Tuesday, January 20

That Mary Sue You Thing

A friend of mine on Ravelry posted the following cartoon one day:

I had an immediate THAT'S IT! moment.


I started really thinking about the idea of "writing fanfiction" of my life - not so much in the most literal sense, but dovetailing it with multiple productivity articles I've read over the years (thank you, Lifehacker) about visualizing how you want things to go in order to improve your confidence, energy, and how you approach the situation or day.  I've known for years that if I have reasonable expectations about how a day is going to go I handle things better - it's the difference between knowing when I leave the house in the morning that I'm going to have to go to the grocery store after work and expecting it as opposed to realizing at 4:30 that I can't go straight home and I have what suddenly feels like "ALL THE ERRANDS" to run.
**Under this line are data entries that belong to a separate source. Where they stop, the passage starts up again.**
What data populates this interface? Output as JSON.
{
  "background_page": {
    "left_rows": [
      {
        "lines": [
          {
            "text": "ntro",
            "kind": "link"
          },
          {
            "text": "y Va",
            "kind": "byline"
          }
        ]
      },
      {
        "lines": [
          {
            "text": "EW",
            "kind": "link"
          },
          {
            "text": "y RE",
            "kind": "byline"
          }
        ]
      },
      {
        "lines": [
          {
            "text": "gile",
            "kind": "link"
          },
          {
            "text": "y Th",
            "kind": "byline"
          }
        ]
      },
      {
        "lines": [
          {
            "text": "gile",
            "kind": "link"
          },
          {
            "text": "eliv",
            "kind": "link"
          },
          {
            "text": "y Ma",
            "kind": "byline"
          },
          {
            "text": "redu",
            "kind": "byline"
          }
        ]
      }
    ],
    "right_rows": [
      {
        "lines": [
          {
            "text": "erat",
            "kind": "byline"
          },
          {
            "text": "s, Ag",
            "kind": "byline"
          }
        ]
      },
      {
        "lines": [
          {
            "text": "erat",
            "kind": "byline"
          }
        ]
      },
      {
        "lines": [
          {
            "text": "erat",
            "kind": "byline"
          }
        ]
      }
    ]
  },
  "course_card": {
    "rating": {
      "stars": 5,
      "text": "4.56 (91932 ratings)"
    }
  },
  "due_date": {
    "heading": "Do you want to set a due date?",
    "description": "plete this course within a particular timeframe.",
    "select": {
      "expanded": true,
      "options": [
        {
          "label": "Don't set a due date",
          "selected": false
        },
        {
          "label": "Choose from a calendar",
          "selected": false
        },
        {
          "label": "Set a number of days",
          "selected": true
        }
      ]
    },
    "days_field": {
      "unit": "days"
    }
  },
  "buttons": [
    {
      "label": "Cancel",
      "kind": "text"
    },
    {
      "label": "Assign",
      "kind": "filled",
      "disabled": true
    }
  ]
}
The last few years I've felt like I was adrift, only reacting to instead of acting on the world around me.  Now, I don't mean to imply trying to exert a hyper-obsessive level of control on the world around me.  I do mean thinking about the person I want to be, and imagining how she would go about her day.
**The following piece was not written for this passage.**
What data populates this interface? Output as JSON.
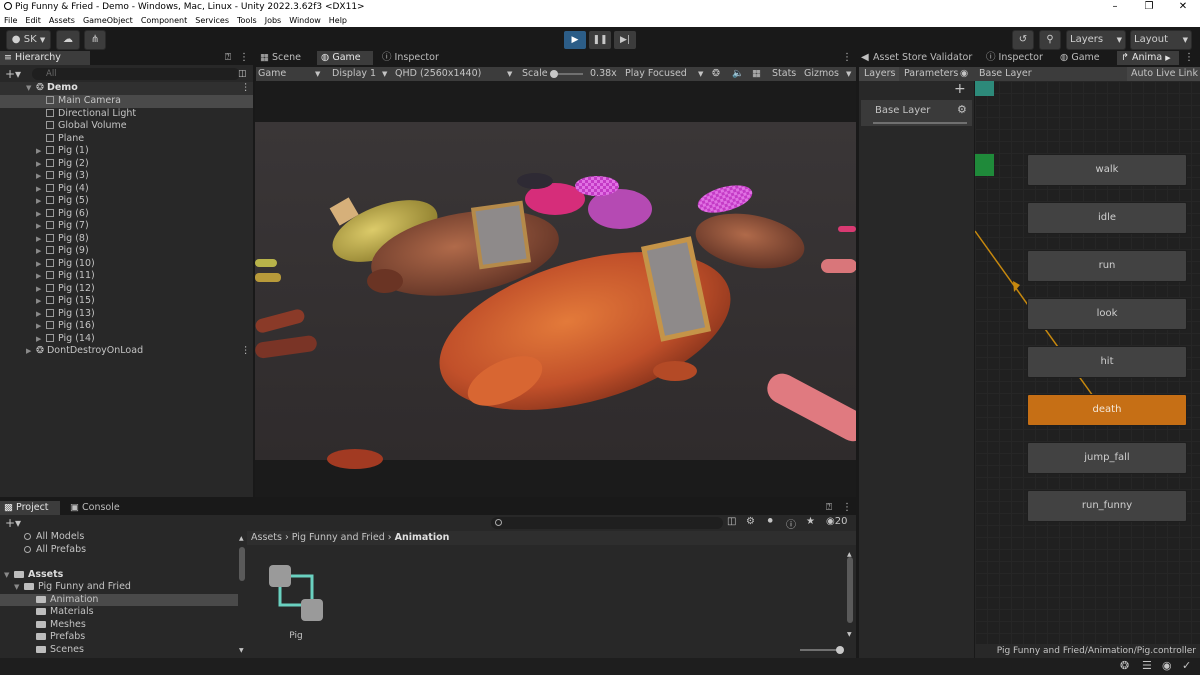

I shared the idea with the rest of the Hive Mind, and all three of us are experimenting with this idea in different ways.  Right off the bat we realized there needed to be a few guidelines, though.  First and foremost, our "Mary Sues" can't be fundamentally different from us as we are now.  Things like health constraints (I'm diabetic, for instance) that we can't change have to be a part of who Mary Sue Me (or You) is.  All three of us are married, and none of us are contemplating divorce, so none of our Mary Sues can be footloose and fancy free single ladies hitting up all the clubs on a Saturday night.  It's about figuring out and hopefully growing into the best version of ourselves, not about giving ourselves impossible goals that we'll just beat ourselves up over for not being able to reach.

For me, blogging is a really important cornerstone for this approach, and this is what ultimately settled me on starting to blog again.  It's easier for me to channel myself into that better, wish-fulfillment version of myself when I'm (at least a little bit) on a public stage.  Carrot, stick, I'm not sure which, yet, but there you go.